Now I know.
It must have had the stink on it when first it opened, and I must have smelled it. I should have trusted my younger nose.
Donnie Brasco (’97) is a movie impossible to take seriously. It took me at least the first half hour to convince myself this wasn’t some kind of spoof. It makes Johnny Dangerously look gritty by comparison. It’s all bright happy colors in cliché ‘90s style, yet it’s set in the ‘70s. It looks like MafiaWorld at Disneyland.
The characters are cartoons, played by Michael Madsen and Bruno Kirby, among others. Al Pacino is woefully miscast as a sadsack hitman or something. Pacino has a hard time playing low-status no matter what he’s in, but when no one’s status in the movie is clarified, it’s impossible; Pacino is Pacino, a high-status bad-ass. Only actually he’s not? I guess? No one’s really playing a character in here. They’re only playing types. So no one knows how to behave around anyone else. They’re just, generally, “mobsters,” doing “mobster stuff.”
Lefty (Pacino) decides to talk up some random guy at a bar, Donnie Brasco (Depp).
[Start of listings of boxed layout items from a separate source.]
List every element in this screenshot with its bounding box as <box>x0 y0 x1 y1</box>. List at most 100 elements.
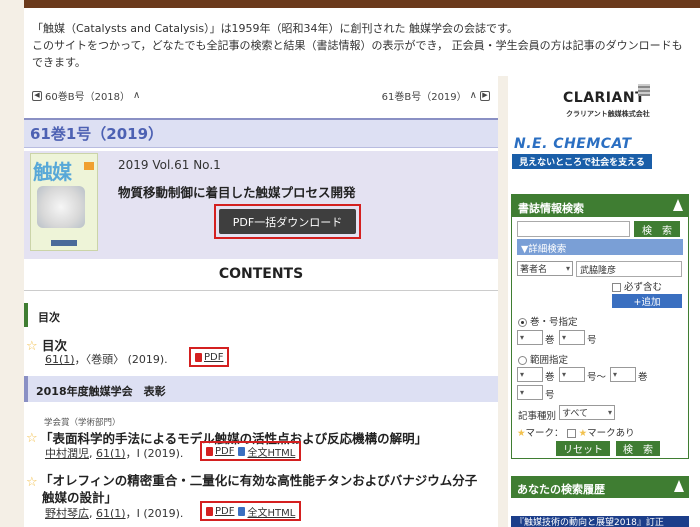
range-issue-tilde: 号〜 <box>587 372 607 383</box>
reference-rest: ，Ⅰ (2019). <box>125 507 184 520</box>
volume-title: 61巻1号（2019） <box>30 125 164 143</box>
vol-issue-label: 巻・号指定 <box>530 317 578 328</box>
star-icon[interactable]: ☆ <box>26 339 38 354</box>
vol-unit: 巻 <box>545 335 555 346</box>
volume-link[interactable]: 61(1) <box>45 353 75 366</box>
pdf-all-highlight: PDF一括ダウンロード <box>214 204 361 239</box>
news-banner[interactable]: 『触媒技術の動向と展望2018』訂正 <box>511 516 689 527</box>
field-select-value: 著者名 <box>520 265 548 275</box>
chemcat-tagline: 見えないところで社会を支える <box>512 154 652 169</box>
chevron-left-icon: ◀ <box>32 90 42 101</box>
sidebar: CLARIANT クラリアント触媒株式会社 N.E. CHEMCAT 見えないと… <box>508 76 700 527</box>
mark-none-checkbox[interactable] <box>566 429 576 438</box>
range-start-volume-select[interactable] <box>517 367 543 382</box>
intro-text: 「触媒（Catalysts and Catalysis）」は1959年（昭和34… <box>24 8 700 76</box>
must-include-checkbox[interactable]: 必ず含む <box>612 279 662 293</box>
prev-issue-link[interactable]: ◀ 60巻B号（2018） ∧ <box>32 88 140 103</box>
top-bar <box>24 0 700 8</box>
cover-image[interactable]: 触媒 <box>30 153 98 251</box>
sponsor-chemcat-logo[interactable]: N.E. CHEMCAT 見えないところで社会を支える <box>512 134 652 170</box>
author-link[interactable]: 中村潤児 <box>45 447 89 460</box>
pdf-link[interactable]: PDF <box>206 446 234 457</box>
keyword-input[interactable] <box>517 221 630 237</box>
range-radio[interactable]: 範囲指定 <box>518 352 568 366</box>
reset-button[interactable]: リセット <box>556 441 610 456</box>
star-icon[interactable]: ☆ <box>26 475 38 490</box>
main-content: ◀ 60巻B号（2018） ∧ 61巻B号（2019） ∧ ▶ 61巻1号（20… <box>24 76 498 527</box>
cover-title: 触媒 <box>33 160 72 184</box>
search-history-header[interactable]: あなたの検索履歴 <box>511 476 689 498</box>
issue-box: 触媒 2019 Vol.61 No.1 物質移動制御に着目した触媒プロセス開発 … <box>24 151 498 259</box>
contents-heading: CONTENTS <box>218 266 304 282</box>
divider <box>24 290 498 291</box>
advanced-search-toggle[interactable]: ▼詳細検索 <box>517 239 683 255</box>
reference-rest: ，Ⅰ (2019). <box>125 447 184 460</box>
reference-rest: ，〈巻頭〉 (2019). <box>74 353 168 366</box>
collapse-up-icon[interactable] <box>674 480 684 492</box>
star-icon[interactable]: ☆ <box>26 431 38 446</box>
checkbox[interactable] <box>612 283 621 292</box>
issue-select[interactable] <box>559 330 585 345</box>
author-link[interactable]: 野村琴広 <box>45 507 89 520</box>
volume-header: 61巻1号（2019） <box>24 118 498 148</box>
add-condition-button[interactable]: +追加 <box>612 294 682 308</box>
search-button[interactable]: 検 索 <box>634 221 680 237</box>
intro-line-2: このサイトをつかって，どなたでも全記事の検索と結果（書誌情報）の表示ができ， 正… <box>32 39 683 69</box>
section-header-toc: 目次 <box>24 303 498 327</box>
html-link[interactable]: 全文HTML <box>238 444 295 459</box>
pdf-icon <box>195 352 202 362</box>
article-reference: 61(1)，〈巻頭〉 (2019). <box>45 351 168 367</box>
pdf-link-label: PDF <box>215 505 235 517</box>
article-links-highlight: PDF 全文HTML <box>200 501 302 521</box>
vol-issue-radio[interactable]: 巻・号指定 <box>518 314 578 328</box>
article-reference: 野村琴広, 61(1)，Ⅰ (2019). <box>45 507 184 520</box>
chevron-up-icon: ∧ <box>469 90 477 101</box>
prev-issue-label: 60巻B号（2018） <box>45 92 131 103</box>
mark-filter: ★マーク： ★マークあり <box>517 425 635 439</box>
collapse-up-icon[interactable] <box>673 199 683 211</box>
search-panel: 書誌情報検索 検 索 ▼詳細検索 著者名 武脇隆彦 必ず含む +追加 巻・号指定… <box>511 194 689 459</box>
radio-unselected[interactable] <box>518 356 527 365</box>
issue-unit: 号 <box>545 390 555 401</box>
range-start-issue-select[interactable] <box>559 367 585 382</box>
mark-label: マーク： <box>525 428 564 439</box>
volume-link[interactable]: 61(1) <box>96 507 126 520</box>
chevron-up-icon: ∧ <box>133 90 141 101</box>
pdf-link-label: PDF <box>215 445 235 457</box>
pdf-link[interactable]: PDF <box>206 506 234 517</box>
pdf-icon <box>206 506 213 516</box>
mark-with-label: マークあり <box>587 428 635 439</box>
sponsor-clariant-logo[interactable]: CLARIANT <box>563 90 645 106</box>
issue-feature-title: 物質移動制御に着目した触媒プロセス開発 <box>118 185 356 200</box>
html-link[interactable]: 全文HTML <box>238 504 295 519</box>
clariant-mark-icon <box>638 84 650 96</box>
vol-unit: 巻 <box>638 372 648 383</box>
article-type-select[interactable]: すべて <box>559 405 615 420</box>
field-select[interactable]: 著者名 <box>517 261 573 276</box>
volume-link[interactable]: 61(1) <box>96 447 126 460</box>
field-value-input[interactable]: 武脇隆彦 <box>576 261 682 277</box>
volume-select[interactable] <box>517 330 543 345</box>
radio-selected[interactable] <box>518 318 527 327</box>
range-end-volume-select[interactable] <box>610 367 636 382</box>
must-include-label: 必ず含む <box>624 282 663 293</box>
intro-line-1: 「触媒（Catalysts and Catalysis）」は1959年（昭和34… <box>32 22 518 35</box>
article-reference: 中村潤児, 61(1)，Ⅰ (2019). <box>45 447 184 460</box>
article-links-highlight: PDF <box>189 347 230 367</box>
pdf-all-download-button[interactable]: PDF一括ダウンロード <box>219 209 356 234</box>
search-panel-title: 書誌情報検索 <box>518 202 584 215</box>
vol-unit: 巻 <box>545 372 555 383</box>
html-icon <box>238 446 246 456</box>
sponsor-clariant-subtitle: クラリアント触媒株式会社 <box>566 110 650 118</box>
search-submit-button[interactable]: 検 索 <box>616 441 660 456</box>
pdf-link[interactable]: PDF <box>195 352 223 363</box>
range-end-issue-select[interactable] <box>517 385 543 400</box>
chevron-right-icon: ▶ <box>480 90 490 101</box>
article-type-label: 記事種別 <box>518 411 557 422</box>
html-link-label: 全文HTML <box>247 447 296 459</box>
section-header-awards: 2018年度触媒学会 表彰 <box>24 376 498 402</box>
chemcat-name: N.E. CHEMCAT <box>514 136 632 152</box>
next-issue-link[interactable]: 61巻B号（2019） ∧ ▶ <box>382 88 490 103</box>
star-filled-icon: ★ <box>578 428 588 439</box>
cover-illustration <box>37 186 85 228</box>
Why? No idea. He needs a new buddy, maybe? Brasco, of course, is an FBI man, a genius, apparently. Just by getting a drink at the right bar, his target falls in love in with him.
Not a single scene has any weight because no meaning is given to anything anyone’s up to. So Lefty is called to some kind of sit-down, but hey—maybe it means he’s going to be shot. So am I supposed to feel tension? Is Pacino going to be taken out by someone we’ve yet to meet ten minutes into the movie? Turns out, no. Exciting.
Or later, our hero gang goes to meet the bad guy gang, but the bad guys are going to shoot them, but then the good guys shoot the bad guys. Might have been interesting if we’d known any of this was being planned, or what the stakes were, or why we should care.
The whole movie is just cliché upon cliché. All the scenes you’re supposed to have in your FBI-man-undercover-movie are in here, but none have any drama attached to them. It’s just a movie going through the motions, as though meant only to remind you of what movies like this look like, without actually being one.
Stranger still, it’s based on a real-life FBI agent’s memoirs. All of this fake nonsense actually happened. Which goes to show you how meaningless source material is. Movies aren’t good or bad, fake or realistic, because of where their stories come from. Their quality is all in the making. Donnie Brasco is written by Paul Attanasio and directed by Mike Newell. An IMDB check reminds me I haven’t liked a single movie either has had a hand in.
Donnie Brasco is pointless and boring and, in the end, not half as funny as Johnny Dangerously. If you’re yearning for something not to watch, Donnie Brasco is it. Hell, I could not watch Donnie Brasco for a week straight. It’s that bad.